Tray Tools has been around since Windows 95, and works like a charm. You can place up to 24 program icons in the system tray. To launch a program, simply click its icon. If you want to modify an icon, you can do so from the system tray too. To start things off, access the tool from its own little red toolbox icon.
You will be presented with the app’s window showing you a list programs under the ‘Tools’ tab, with a few useful entries like Explorer, Notepad, Calculator etc. added to it by default. You can add a new entry to the list by hitting the ‘Add’ button or by simply dragging them to the list window, and Tray Tools will create icons for them in the system tray, as demonstrated in the screenshot above. You’ll notice the icons aren’t arranged in the same order as they appear in the list. The ‘Up’ and ‘Down’ buttons provided in the list are solely for arranging the list – they don’t arrange the icons in the system tray accordingly, but you can do so manually by simply dragging them to the desired position in the tray itself.
I’m creating a new Tray Tool in the picture above. In the ‘Program’ field, browse for the type of program you want to open. I’ve selected Notepad for this example. In the ‘Command’ field, you can optionally specify any parameters for the program, including the path of any particular file you would want it to open, like I have selected the ‘Checklist for Windows’ text file in this example. Next, select how you want your program’s to open upon clicking – Normal, Minimized or Maximized.
The Folder path lets you set a specific directory for the program to open in (for instance opening a Command Prompt window in a certain directory). It works essentially the same as the ‘Start in’ field found in all Windows shortcuts, and can be left blank if not required. Lastly, you can choose a custom icon for your program’s system tray shortcut from the developer’s endless collection. Though if you don’t share his enthusiasm for old retro-style icons, you can always browsing for any icon file of your choice as well.

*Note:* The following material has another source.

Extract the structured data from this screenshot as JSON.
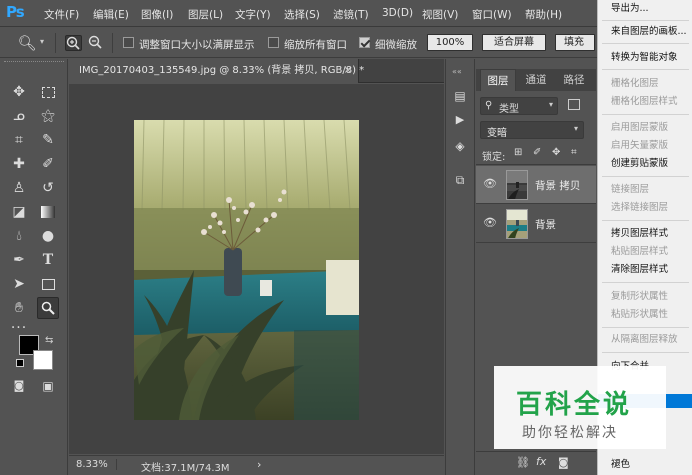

In order to modify a program, you can also right-click it directly from the taskbar. It provides you with essentially the same controls that you get when creating a new icon.
Tray Tools’ ‘Settings’ allows you to tweak several options related to the program’s operation. You can configure it to retain the window positions of all your Tray Tools apps, always keep Tray Tools on top of other windows, keep a log of when you used the tools, play a sound when you launch any of them, and play warning sounds for any dialog boxes that pop up.
Tray Tools won’t run automatically on Windows startup until you set it to do so from the ‘Explorer’ tab by enabling the ‘Create a Startup Folder Item’ check box. Now, every time you start your computer, your icons will load in the system tray. You can also create and remove Start Menu and Desktop icons for the tool from here.
Using the ‘Exit’ button will remove all your custom icons from the system tray and terminate Tray Tools, but you can get them back any time by simply relaunching Tray Tools itself. If you want to save your changes and keep using the icons, press ‘Close’ instead of ‘Exit’.
Tray Tools 2000 is available for all versions of Windows including XP, Vista, 7 and 8 as well as older and obsolete versions like Windows 95, 98, ME, NT and 2000. Testing was carried out on Windows 8 Pro, 64-bit.